Trotz der mageren Ausbeute in den ersten Spielen konnte man teilweise ansehnliche Leistungen zeigen, doch den Veroneser Protagonisten war vor dem fünften Spieltag, einem Heimspiel gegen die Freunde von Sampdoria, bereits bewusst: Angesichts der darauffolgenden Spiele bei den Laziali sowie in Florenz musste ein Sieg gegen Samp her.

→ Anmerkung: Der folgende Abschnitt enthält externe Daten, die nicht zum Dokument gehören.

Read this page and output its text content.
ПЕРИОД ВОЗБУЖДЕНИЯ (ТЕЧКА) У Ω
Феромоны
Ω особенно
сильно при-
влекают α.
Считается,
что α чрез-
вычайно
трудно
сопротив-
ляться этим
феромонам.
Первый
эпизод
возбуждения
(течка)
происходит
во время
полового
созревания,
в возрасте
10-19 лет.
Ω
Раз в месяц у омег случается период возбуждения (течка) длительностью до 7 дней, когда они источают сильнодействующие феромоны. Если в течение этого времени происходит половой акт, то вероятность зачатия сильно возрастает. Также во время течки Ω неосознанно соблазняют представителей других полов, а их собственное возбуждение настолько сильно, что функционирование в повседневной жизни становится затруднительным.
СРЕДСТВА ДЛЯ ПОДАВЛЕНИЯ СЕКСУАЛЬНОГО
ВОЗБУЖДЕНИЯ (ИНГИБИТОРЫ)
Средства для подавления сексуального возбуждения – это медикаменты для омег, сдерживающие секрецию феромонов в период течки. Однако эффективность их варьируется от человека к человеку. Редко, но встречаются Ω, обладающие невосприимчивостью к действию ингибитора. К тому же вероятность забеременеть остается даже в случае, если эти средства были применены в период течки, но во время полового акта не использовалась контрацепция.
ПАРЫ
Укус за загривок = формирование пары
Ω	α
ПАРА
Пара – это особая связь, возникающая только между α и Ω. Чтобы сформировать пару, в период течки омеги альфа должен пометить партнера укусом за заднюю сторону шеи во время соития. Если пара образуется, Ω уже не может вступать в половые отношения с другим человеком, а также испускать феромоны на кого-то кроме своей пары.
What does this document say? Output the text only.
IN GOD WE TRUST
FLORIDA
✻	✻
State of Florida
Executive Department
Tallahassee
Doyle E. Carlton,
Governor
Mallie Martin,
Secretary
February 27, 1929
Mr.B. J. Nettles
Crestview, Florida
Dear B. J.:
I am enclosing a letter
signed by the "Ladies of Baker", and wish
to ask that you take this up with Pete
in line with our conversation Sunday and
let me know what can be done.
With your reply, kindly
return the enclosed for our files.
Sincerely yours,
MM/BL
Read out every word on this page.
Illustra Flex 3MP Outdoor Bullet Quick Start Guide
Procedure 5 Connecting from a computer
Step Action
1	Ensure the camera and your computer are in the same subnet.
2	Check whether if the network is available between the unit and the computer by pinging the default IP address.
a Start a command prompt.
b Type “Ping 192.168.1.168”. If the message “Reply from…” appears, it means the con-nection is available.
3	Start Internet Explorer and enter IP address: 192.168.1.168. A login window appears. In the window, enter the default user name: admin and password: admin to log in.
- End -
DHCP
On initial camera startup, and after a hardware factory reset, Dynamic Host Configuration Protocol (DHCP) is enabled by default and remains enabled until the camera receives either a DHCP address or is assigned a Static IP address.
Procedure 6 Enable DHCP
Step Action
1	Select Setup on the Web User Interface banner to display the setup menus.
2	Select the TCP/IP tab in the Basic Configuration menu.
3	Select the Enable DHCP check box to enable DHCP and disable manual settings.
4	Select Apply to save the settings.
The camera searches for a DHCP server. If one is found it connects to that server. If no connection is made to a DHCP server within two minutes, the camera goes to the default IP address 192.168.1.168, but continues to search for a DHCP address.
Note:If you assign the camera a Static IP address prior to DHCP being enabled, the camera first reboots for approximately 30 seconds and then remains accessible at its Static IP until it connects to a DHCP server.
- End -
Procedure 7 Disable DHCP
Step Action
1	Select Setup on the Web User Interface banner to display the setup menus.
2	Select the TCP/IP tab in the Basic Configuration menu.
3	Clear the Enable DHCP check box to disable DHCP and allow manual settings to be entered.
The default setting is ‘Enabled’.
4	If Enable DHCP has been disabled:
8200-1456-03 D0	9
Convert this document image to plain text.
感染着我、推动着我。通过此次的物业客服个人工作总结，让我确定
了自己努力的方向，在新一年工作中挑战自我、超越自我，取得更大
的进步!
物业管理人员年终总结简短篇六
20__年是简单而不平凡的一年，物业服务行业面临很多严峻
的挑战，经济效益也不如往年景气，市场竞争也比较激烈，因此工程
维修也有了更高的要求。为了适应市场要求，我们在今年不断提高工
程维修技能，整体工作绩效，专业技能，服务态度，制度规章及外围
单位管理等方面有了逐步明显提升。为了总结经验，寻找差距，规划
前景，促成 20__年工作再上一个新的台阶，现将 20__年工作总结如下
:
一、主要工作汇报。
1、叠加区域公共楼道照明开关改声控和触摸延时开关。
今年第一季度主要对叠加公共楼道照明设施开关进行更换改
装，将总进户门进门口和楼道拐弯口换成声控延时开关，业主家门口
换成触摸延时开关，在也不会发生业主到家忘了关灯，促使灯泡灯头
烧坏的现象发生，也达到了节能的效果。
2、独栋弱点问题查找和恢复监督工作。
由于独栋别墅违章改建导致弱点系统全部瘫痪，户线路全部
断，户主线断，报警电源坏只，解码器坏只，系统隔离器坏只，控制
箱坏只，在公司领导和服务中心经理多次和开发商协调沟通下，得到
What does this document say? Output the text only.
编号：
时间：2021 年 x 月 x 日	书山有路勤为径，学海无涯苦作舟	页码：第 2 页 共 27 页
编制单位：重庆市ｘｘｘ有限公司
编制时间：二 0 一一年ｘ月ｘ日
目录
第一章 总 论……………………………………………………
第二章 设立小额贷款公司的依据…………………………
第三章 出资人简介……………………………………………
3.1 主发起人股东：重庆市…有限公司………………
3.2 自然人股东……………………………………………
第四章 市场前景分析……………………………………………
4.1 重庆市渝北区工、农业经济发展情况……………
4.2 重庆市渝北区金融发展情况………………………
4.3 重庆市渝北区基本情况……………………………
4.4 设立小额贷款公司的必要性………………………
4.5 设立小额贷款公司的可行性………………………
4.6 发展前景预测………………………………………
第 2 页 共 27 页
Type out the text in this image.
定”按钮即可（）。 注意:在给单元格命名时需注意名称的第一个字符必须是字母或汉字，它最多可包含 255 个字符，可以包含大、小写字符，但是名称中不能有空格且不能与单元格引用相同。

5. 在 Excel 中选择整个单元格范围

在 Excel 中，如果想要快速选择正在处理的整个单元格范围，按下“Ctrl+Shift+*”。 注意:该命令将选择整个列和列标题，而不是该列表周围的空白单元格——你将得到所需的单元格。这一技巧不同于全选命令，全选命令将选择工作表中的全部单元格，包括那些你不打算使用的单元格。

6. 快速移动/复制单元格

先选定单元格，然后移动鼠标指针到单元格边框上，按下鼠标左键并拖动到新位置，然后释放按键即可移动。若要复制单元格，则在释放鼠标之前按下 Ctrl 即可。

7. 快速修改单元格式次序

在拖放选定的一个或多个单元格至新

Und tatsächlich: Gegen die Bluecerchati bot Cioffi zum ersten Mal eine Mannschaft in seinem bevorzugten Spielsystem auf. Statt dem in den Spielen zuvor praktizierten, eher klassischen 3-5-2-System ließ Cioffi die Mannschaft erstmals in „seinem“ 3-4-2-1 spielen. Wie in den Wochen kurz nach Amtsantritt bereits von ihm angekündigt – und das mit merklichen Verbesserungen.

Schauen wir uns die aufgebotene Mannschaft doch einmal genauer an, die den Gegner aus Genua mit 2-1 bezwingen konnte und damit den ersten Dreier der Saison holte:

Montipò – Dawidowicz, Coppola, Hien – Terracciano, Veloso, Ilic, Doig – Lasagna, Lazovic – Henry.

Fangen wir mal in der Defensive an. Neuzugang Isak Hien, ein 23-jähriger Schwede, der im Sommer aus Stockholm von Djurgarden an die Etsch gekommen war, feierte sein Startelfdebüt für die Gialloblù. Die Personalie Dawidowicz ist hingegen weniger erwähnenswert als jene namens Diego Coppola.

Vor Saisonstart noch von mentalità calcio als der player to watch der Veroneser für diese Saison angepriesen, hat sich der gebürtige Veroneser Coppola in kürzester Zeit in die Stammelf gespielt. Das heißt: Nachdem der italienische Juniorennationalspieler zum Saisonauftakt gegen Napoli noch ohne Einsatz geblieben war, spielte der 18-jährige in allen vier folgenden Partien von Anfang bis Ende durch – und wusste mehr als nur zu überzeugen. Sein Weg scheint vorgezeichnet, die Personalien Kumbulla, Lovato, Casale und co. lassen grüßen.

Wandern wir weiter ins Mittelfeld. In der Zentrale keine großen Überraschungen: Veloso und Ilic durften von Beginn an ran. Ist der Portugiese Veloso gesund und fit, führt am capitano weiterhin kein Weg vorbei, das zeigt er immer wieder eindrucksvoll. Auch über den Serben Ivan Ilic, der trotz lukrativer Angebote hochdekorierter Vereine durchaus überraschend in Verona blieb, muss man nicht viele Worte verlieren. Zu stark spielte Ilic in den vergangenen Monaten, zu wichtig ist er geworden, als müsste man ihn hier nochmal ausdrücklich hervorheben. Heißt: Fokus auf die Herren Doig und Terracciano. Und bevor wir den Kreis zurück zur Einleitung und damit zum Schotten ziehen – nun, wollen wir uns doch zunächst etwas ausführlicher dem jungen Italiener und Faraoni-Ersatz Filippo Terracciano widmen, denn der ist wie Coppola ebenfalls gebürtiger Veroneser – und trägt einen ganz und gar nicht unbekannten Nachnamen in Sphären von Hellas Verona.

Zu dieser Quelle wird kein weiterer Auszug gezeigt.